Ntvnews.id, Jakarta - Menteri Lingkungan Hidup dan Kepala Badan Pengendalian Lingkungan Hidup, Hanif Faisol Nurofiq, mengeluarkan pernyataan tegas terkait keberadaan tambang nikel di Raja Ampat. Ia menegaskan, kegiatan tambang yang berlangsung di kawasan tersebut secara jelas bertentangan dengan UU.
Hanif mengungkapkan bahwa wilayah tambang nikel tersebut berada di pulau-pulau kecil yang memiliki nilai ekologis tinggi. Ia menekankan bahwa larangan penambangan di kawasan semacam itu bukan sekadar kebijakan lingkungan, melainkan amanat langsung dari Undang-Undang.
"Tapi secara prinsip memang tidak dibenarkan adanya kegiatan tambang di pulau kecil, ini mandatnya Undang-undang ya, bukan mandat LH (Lingkungan Hidup) ya, sehingga memang itu yang harus kita lakukan bersama," ujar Hanif Dalam konferensi pers di Jakarta.
Pernyataan Hanif merujuk pada Undang-Undang Nomor 1 Tahun 2014 yang merupakan revisi dari UU Nomor 27 Tahun 2007 tentang Pengelolaan Wilayah Pesisir dan Pulau-Pulau Kecil.
Dalam Pasal 23 ayat (2) disebutkan bahwa pemanfaatan pulau kecil dan sekitarnya harus difokuskan untuk konservasi, pendidikan, penelitian, budidaya laut, pariwisata, perikanan, serta pertahanan dan keamanan, bukan untuk eksploitasi tambang.
Hanif menjelaskan bahwa tambang nikel yang kini menuai sorotan memang sudah mengantongi izin jauh sebelum aturan larangan itu diundangkan.

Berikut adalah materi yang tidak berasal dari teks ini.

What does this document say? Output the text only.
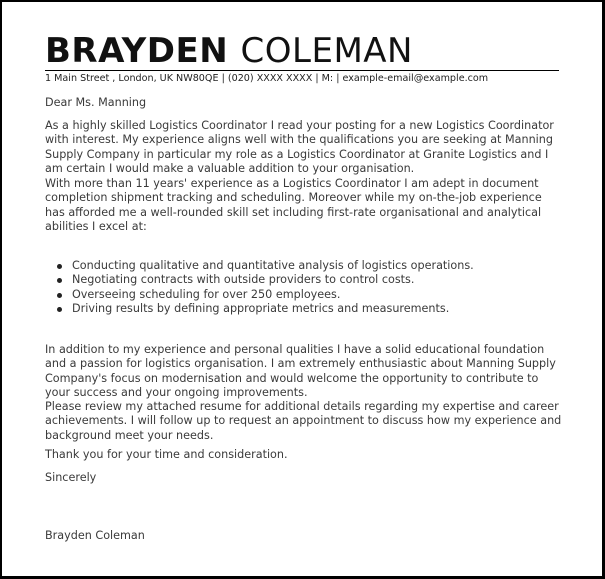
BRAYDEN COLEMAN
1 Main Street , London, UK NW80QE | (020) XXXX XXXX | M: | example-email@example.com

Dear Ms. Manning

As a highly skilled Logistics Coordinator I read your posting for a new Logistics Coordinator with interest. My experience aligns well with the qualifications you are seeking at Manning Supply Company in particular my role as a Logistics Coordinator at Granite Logistics and I am certain I would make a valuable addition to your organisation.

With more than 11 years' experience as a Logistics Coordinator I am adept in document completion shipment tracking and scheduling. Moreover while my on-the-job experience has afforded me a well-rounded skill set including first-rate organisational and analytical abilities I excel at:

Conducting qualitative and quantitative analysis of logistics operations.
Negotiating contracts with outside providers to control costs.
Overseeing scheduling for over 250 employees.
Driving results by defining appropriate metrics and measurements.

In addition to my experience and personal qualities I have a solid educational foundation and a passion for logistics organisation. I am extremely enthusiastic about Manning Supply Company's focus on modernisation and would welcome the opportunity to contribute to your success and your ongoing improvements.

Please review my attached resume for additional details regarding my expertise and career achievements. I will follow up to request an appointment to discuss how my experience and background meet your needs.

Thank you for your time and consideration.

Sincerely

Brayden Coleman
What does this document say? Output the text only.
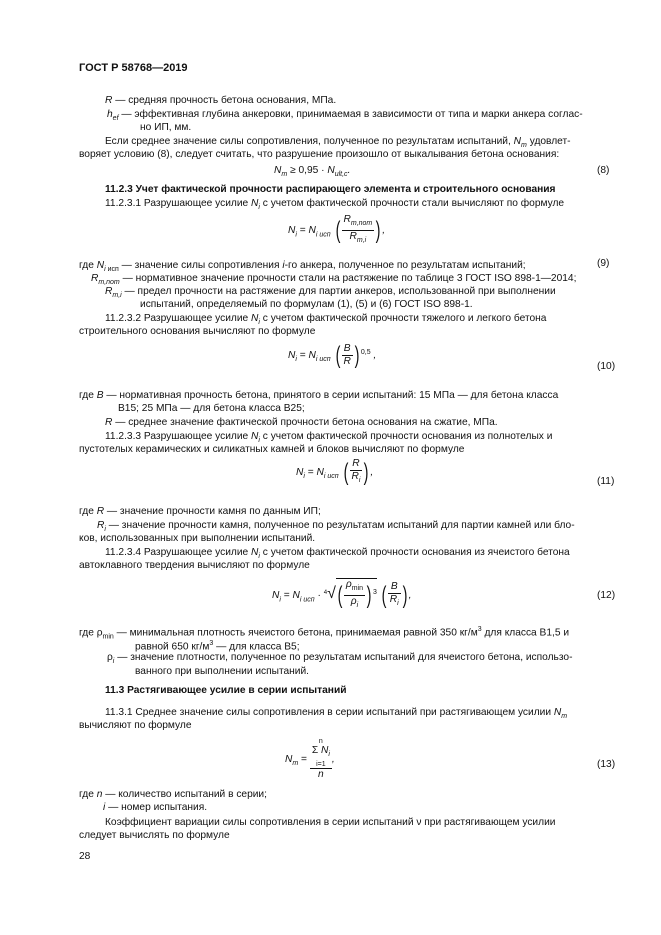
ГОСТ Р 58768—2019
R — средняя прочность бетона основания, МПа.
$h_{ef}$ — эффективная глубина анкеровки, принимаемая в зависимости от типа и марки анкера соглас-
но ИП, мм.
Если среднее значение силы сопротивления, полученное по результатам испытаний, $N_m$ удовлет-
воряет условию (8), следует считать, что разрушение произошло от выкалывания бетона основания:
$N_m \ge 0,95 \cdot N_{ult,c}$.	(8)
11.2.3 Учет фактической прочности распирающего элемента и строительного основания
11.2.3.1 Разрушающее усилие $N_i$ с учетом фактической прочности стали вычисляют по формуле
$N_i = N_{i исп}$ ( $\frac{R_{m,nom}}{R_{m,i}}$ ) ,
(9)
где $N_{i исп}$ — значение силы сопротивления i-го анкера, полученное по результатам испытаний;
$R_{m,nom}$ — нормативное значение прочности стали на растяжение по таблице 3 ГОСТ ISO 898-1—2014;
$R_{m,i}$ — предел прочности на растяжение для партии анкеров, использованной при выполнении
испытаний, определяемый по формулам (1), (5) и (6) ГОСТ ISO 898-1.
11.2.3.2 Разрушающее усилие $N_i$ с учетом фактической прочности тяжелого и легкого бетона
строительного основания вычисляют по формуле
$N_i = N_{i исп}$ ( $\frac{B}{R}$ ) $^{0,5}$ ,
(10)
где B — нормативная прочность бетона, принятого в серии испытаний: 15 МПа — для бетона класса
B15; 25 МПа — для бетона класса B25;
R — среднее значение фактической прочности бетона основания на сжатие, МПа.
11.2.3.3 Разрушающее усилие $N_i$ с учетом фактической прочности основания из полнотелых и
пустотелых керамических и силикатных камней и блоков вычисляют по формуле
$N_i = N_{i исп}$ ( $\frac{R}{R_i}$ ) ,
(11)
где R — значение прочности камня по данным ИП;
$R_i$ — значение прочности камня, полученное по результатам испытаний для партии камней или бло-
ков, использованных при выполнении испытаний.
11.2.3.4 Разрушающее усилие $N_i$ с учетом фактической прочности основания из ячеистого бетона
автоклавного твердения вычисляют по формуле
$N_i = N_{i исп} \cdot ^4√( \frac{\rho_{min}}{\rho_i}$ ) $^3$ ( $\frac{B}{R_i}$ ) ,	(12)
где $\rho_{min}$ — минимальная плотность ячеистого бетона, принимаемая равной 350 $кг/м^3$ для класса B1,5 и
равной 650 $кг/м^3$ — для класса B5;
$\rho_i$ — значение плотности, полученное по результатам испытаний для ячеистого бетона, использо-
ванного при выполнении испытаний.
11.3 Растягивающее усилие в серии испытаний
11.3.1 Среднее значение силы сопротивления в серии испытаний при растягивающем усилии $N_m$
вычисляют по формуле
$N_m = n$
Σ $N_i$
i=1
n ,	(13)
где n — количество испытаний в серии;
i — номер испытания.
Коэффициент вариации силы сопротивления в серии испытаний ν при растягивающем усилии
следует вычислять по формуле
28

Izin usaha pertambangan (IUP) tersebut diterbitkan melalui Kontrak Karya Generasi VII sejak 1998, sebelum UU Nomor 1 Tahun 2014 diberlakukan.
"Itu kan undang-undang (aturannya), sorry ya, izinnya lebih duluan (keluar) daripada undang-undang (UU). UU kan tahun 2014, nah ini si tambangnya telah mendapatkan kontrak karya di tahun 1998," ungkapnya.
Perusahaan yang dimaksud adalah PT Gag Nikel, anak usaha dari PT Aneka Tambang Tbk (Antam), yang hingga kini masih memiliki legalitas operasional berdasarkan kontrak tersebut. Perusahaan tersebut sudah mendapatkan izin dari Presiden Soeharto yang kala itu menjabat.
Lebih jauh, Hanif memaparkan bahwa Raja Ampat adalah wilayah yang menyimpan kekayaan hayati laut luar biasa. Berdasarkan penelitian, sekitar 75 persen spesies karang dunia ditemukan di perairan ini, menjadikannya salah satu pusat biodiversitas laut paling penting di dunia.
"Kita akan didiskusikan lebih lanjut langkah apa yang akan kita ambil, tetapi secara teknis memang yurisprudensi hukumnya bicara seperti itu," ujarnya.
Pemerintah pusat kini tengah mengkaji ulang langkah-langkah hukum dan administratif yang dapat ditempuh untuk mengatasi situasi ini. Meski tambang berdiri di atas dasar izin lama, kebutuhan untuk menjaga keberlanjutan lingkungan dan menghormati hukum yang lebih mutakhir.
Langkah-langkah selanjutnya, menurut Hanif, akan dibahas secara lintas sektor dengan melibatkan pemangku kepentingan dari bidang hukum, lingkungan, dan pertambangan. Namu, menurutnya, negara tak bisa lagi membiarkan kawasan Raja Ampat dijadikan ladang eksploitasi industri.